Antes ya habían pasado dificultades por falta de dinero, hasta el punto de estar a punto de morirse de hambre, antes de reunir suficientes monedas de oro en el mundo inferior de Xuanyue. Justo cuando habían logrado amasar una pequeña fortuna, se trasladaron al Dominio Medio, donde las monedas de oro no valían nada y la moneda pasó a ser la piedra profunda. Una vez más, tuvieron que empezar de cero.

Después de reunir por fin una cantidad considerable de piedras profundas, que servían tanto en el Dominio Medio como en el Dominio Superior, ahora habían llegado al Mundo Xuantian, donde la moneda principal eran las monedas de cristal. Sus piedras profundas volvían a no servir para nada.

Xue Qingyan no pudo evitar sentir que él y Mo Junye estaban destinados a pasar apuros económicos cada vez que llegaban a un lugar nuevo.

Al ver su lamento, Mo Junye dejó escapar una risa baja.

—No te preocupes por las monedas de cristal. Siempre podemos ganar más, igual que antes.

Xue Qingyan apretó los labios y frunció el ceño.

—Pero las piedras profundas que tanto nos costó conseguir ya no sirven aquí.

Mo Junye sonrió.

—No vamos a quedarnos en el Mundo Xuantian para siempre.

Los ojos de Xue Qingyan se abrieron de par en par.

—¿Vamos a volver al Mundo Xuanyue?

Mo Junye asintió.

—Puedes ir a donde quieras. Pero algún día regresaré a mi mundo original.

La expresión de Xue Qingyan se tensó, y enseguida agarró la mano de Mo Junye.

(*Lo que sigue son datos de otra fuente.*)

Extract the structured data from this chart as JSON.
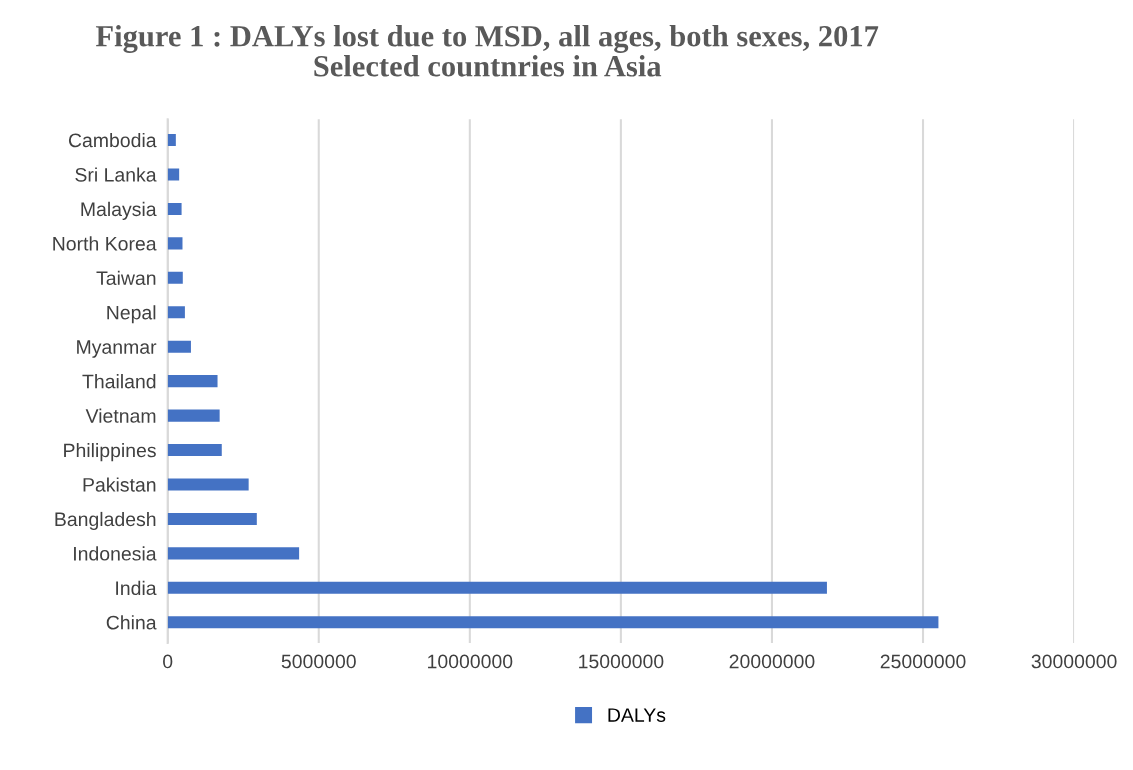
{
  "chart_data": {
    "type": "bar",
    "orientation": "horizontal",
    "title": "Figure 1 : DALYs lost due to MSD, all ages, both sexes, 2017\nSelected countnries in Asia",
    "categories": [
      "Cambodia",
      "Sri Lanka",
      "Malaysia",
      "North Korea",
      "Taiwan",
      "Nepal",
      "Myanmar",
      "Thailand",
      "Vietnam",
      "Philippines",
      "Pakistan",
      "Bangladesh",
      "Indonesia",
      "India",
      "China"
    ],
    "series": [
      {
        "name": "DALYs",
        "color": "#4472c4",
        "values": [
          270000,
          380000,
          460000,
          490000,
          500000,
          570000,
          770000,
          1650000,
          1720000,
          1790000,
          2680000,
          2950000,
          4350000,
          21820000,
          25510000
        ]
      }
    ],
    "xlim": [
      0,
      30000000
    ],
    "xticks": [
      0,
      5000000,
      10000000,
      15000000,
      20000000,
      25000000,
      30000000
    ],
    "grid": "x",
    "legend": "bottom"
  }
}
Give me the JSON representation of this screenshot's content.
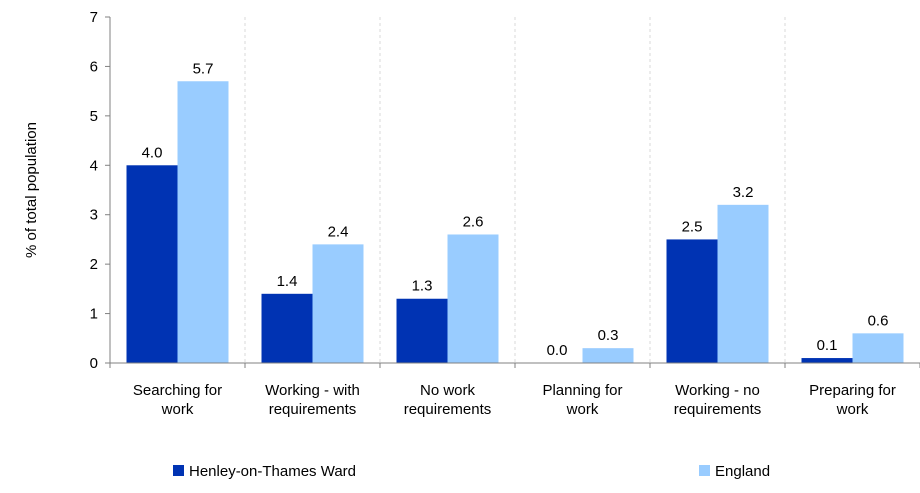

—Voy contigo. No puedes dejarme atrás.

Mo Junye le dio unas palmaditas en la mano, con una sonrisa en los labios.

—Claro que te llevaré conmigo. Pase lo que pase, no voy a olvidarte.

—Prométeme que no me dejarás —dijo Xue Qingyan, sin apartar los ojos de él.

Mo Junye asintió.

—Eres mi compañero dao. Nunca me separaré de ti.

La preocupación de Xue Qingyan se derritió en una sonrisa.

De pronto, Mo Junye se puso de pie.

—¡Vamos!

Xue Qingyan parpadeó, confundido.

—¿A dónde vamos?

—¿No dijiste que estamos sin dinero? —Los ojos de Mo Junye brillaron con diversión—. Vamos a conseguir algunas monedas de cristal.

—¿Ya tienes una idea? —Los ojos de Xue Qingyan centellearon de emoción.

Pero Mo Junye negó con la cabeza.

—Todavía no, pero podemos dar una vuelta y ver qué forma nos permitirá conseguir monedas más rápido.

Acababan de llegar y, entre el viaje y todo lo demás, todavía no habían tenido tiempo de observar bien el entorno.

Xue Qingyan: “…”

Mo Junye soltó una risita.

—No te preocupes tanto. No vamos a terminar durmiendo en la calle. Si todo falla, todavía tenemos mi palacio.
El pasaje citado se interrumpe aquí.